I calculated about a 60% improvement in instructions/sample over the
optimized C version. Most of the saved cycles come from using `qadd`
for saturation arithmetic and packing of memory operations.

### A "Prime" Conspiracy

Here's another interesting bug I ran into along the way. You'll notice
the assembly listing has a comment by the `bgt` instruction (branch if
greater than) noting that `bne` (branch if not equal) cannot be used
because of a corner case that freezes if the sample count is 1. This
will lead to an integer wraparound to `0xFFFFFFFF` and an extremely
long delay (which will eventually resolve itself).

This corner case was triggered by one sound in particular, of 7325
samples in length (the sound triggered by a 100 health pickup,
incidentally). What's so special about 7325, you ask? Try taking it
modulo any power of two:

```
7325 % 2 = 1
7325 % 4 = 1
7325 % 8 = 5
7325 % 16 = 13
7325 % 32 = 29
7325 % 64 = 29
7325 % 128 = 29
7325 % 256 = 157
7325 % 512 = 157
7325 % 1024 = 157
7325 % 2048 = 1181
7325 % 4096 = 3229
```

*5, 13, 29, 157*...

Notice anything? That's right -- by some coincidence, 7325 is prime
whenever taken modulo a power of two. This *somehow* (I'm actually not
sure exactly how) leads to the sound mixing code being passed a
one-sample array, triggering the corner case and freeze.

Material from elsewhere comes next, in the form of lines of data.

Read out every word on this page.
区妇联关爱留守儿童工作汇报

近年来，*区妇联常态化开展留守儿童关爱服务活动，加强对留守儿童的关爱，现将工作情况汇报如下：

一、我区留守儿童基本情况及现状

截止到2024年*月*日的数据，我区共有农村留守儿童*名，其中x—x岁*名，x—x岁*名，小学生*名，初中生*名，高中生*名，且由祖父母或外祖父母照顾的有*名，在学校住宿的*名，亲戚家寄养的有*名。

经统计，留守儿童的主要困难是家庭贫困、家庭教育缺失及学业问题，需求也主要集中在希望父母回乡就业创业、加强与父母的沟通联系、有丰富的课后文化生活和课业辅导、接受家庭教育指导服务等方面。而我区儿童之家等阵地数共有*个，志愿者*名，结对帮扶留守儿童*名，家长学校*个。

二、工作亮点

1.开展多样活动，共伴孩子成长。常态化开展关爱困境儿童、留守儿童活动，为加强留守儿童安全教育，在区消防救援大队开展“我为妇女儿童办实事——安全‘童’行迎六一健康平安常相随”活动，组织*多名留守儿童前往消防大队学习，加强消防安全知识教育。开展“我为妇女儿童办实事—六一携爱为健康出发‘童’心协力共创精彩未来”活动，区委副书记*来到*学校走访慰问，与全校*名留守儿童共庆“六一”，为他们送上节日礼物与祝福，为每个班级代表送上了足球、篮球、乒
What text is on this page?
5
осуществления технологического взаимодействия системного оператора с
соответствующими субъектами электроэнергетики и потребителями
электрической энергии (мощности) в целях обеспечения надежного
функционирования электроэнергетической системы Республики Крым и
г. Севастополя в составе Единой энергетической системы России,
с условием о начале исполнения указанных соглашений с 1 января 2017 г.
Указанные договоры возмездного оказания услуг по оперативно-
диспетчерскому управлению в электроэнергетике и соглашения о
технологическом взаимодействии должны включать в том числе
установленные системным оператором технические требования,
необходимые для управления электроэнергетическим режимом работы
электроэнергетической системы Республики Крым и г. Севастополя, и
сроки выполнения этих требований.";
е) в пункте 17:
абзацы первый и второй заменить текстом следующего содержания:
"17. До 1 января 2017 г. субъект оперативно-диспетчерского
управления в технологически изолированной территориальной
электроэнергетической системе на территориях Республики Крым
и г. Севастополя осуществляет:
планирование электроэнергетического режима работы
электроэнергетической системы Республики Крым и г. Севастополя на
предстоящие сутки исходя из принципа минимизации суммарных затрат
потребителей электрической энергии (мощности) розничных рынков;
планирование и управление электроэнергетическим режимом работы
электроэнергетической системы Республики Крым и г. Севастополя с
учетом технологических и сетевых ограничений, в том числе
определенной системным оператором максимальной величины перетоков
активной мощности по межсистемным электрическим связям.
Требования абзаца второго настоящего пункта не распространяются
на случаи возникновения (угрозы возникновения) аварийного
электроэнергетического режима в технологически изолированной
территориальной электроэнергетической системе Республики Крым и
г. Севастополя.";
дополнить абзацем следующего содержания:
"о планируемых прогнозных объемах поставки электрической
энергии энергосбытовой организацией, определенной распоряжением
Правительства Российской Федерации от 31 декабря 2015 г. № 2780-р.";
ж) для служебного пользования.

I spent at least a day rooting out this bug, only to find that it all
came down to *one* wrong instruction. Life is like that sometimes,
isn't it?

## Adieu

I've omitted a couple interesting things here for the sake of
space. There is, for example, the race condition that occured only
when gibbing a zombie but only when the audio sample rate was 44.1
kHz. (This was a result of the sound thread trying to load a sound --
a explosion -- while the model loader tried to load the gib
model. These two sections relied on a common function that relied on
the same global variable.) And then there's the assorted alignment
issues (love 'ya, ARM!) and the rendering micro-optimizations I made
to squeeze out a few more frames. But those are for another time. For
now, it is time to say goodbye to Quake -- it's been good to me.

So long, and thanks for all the fish!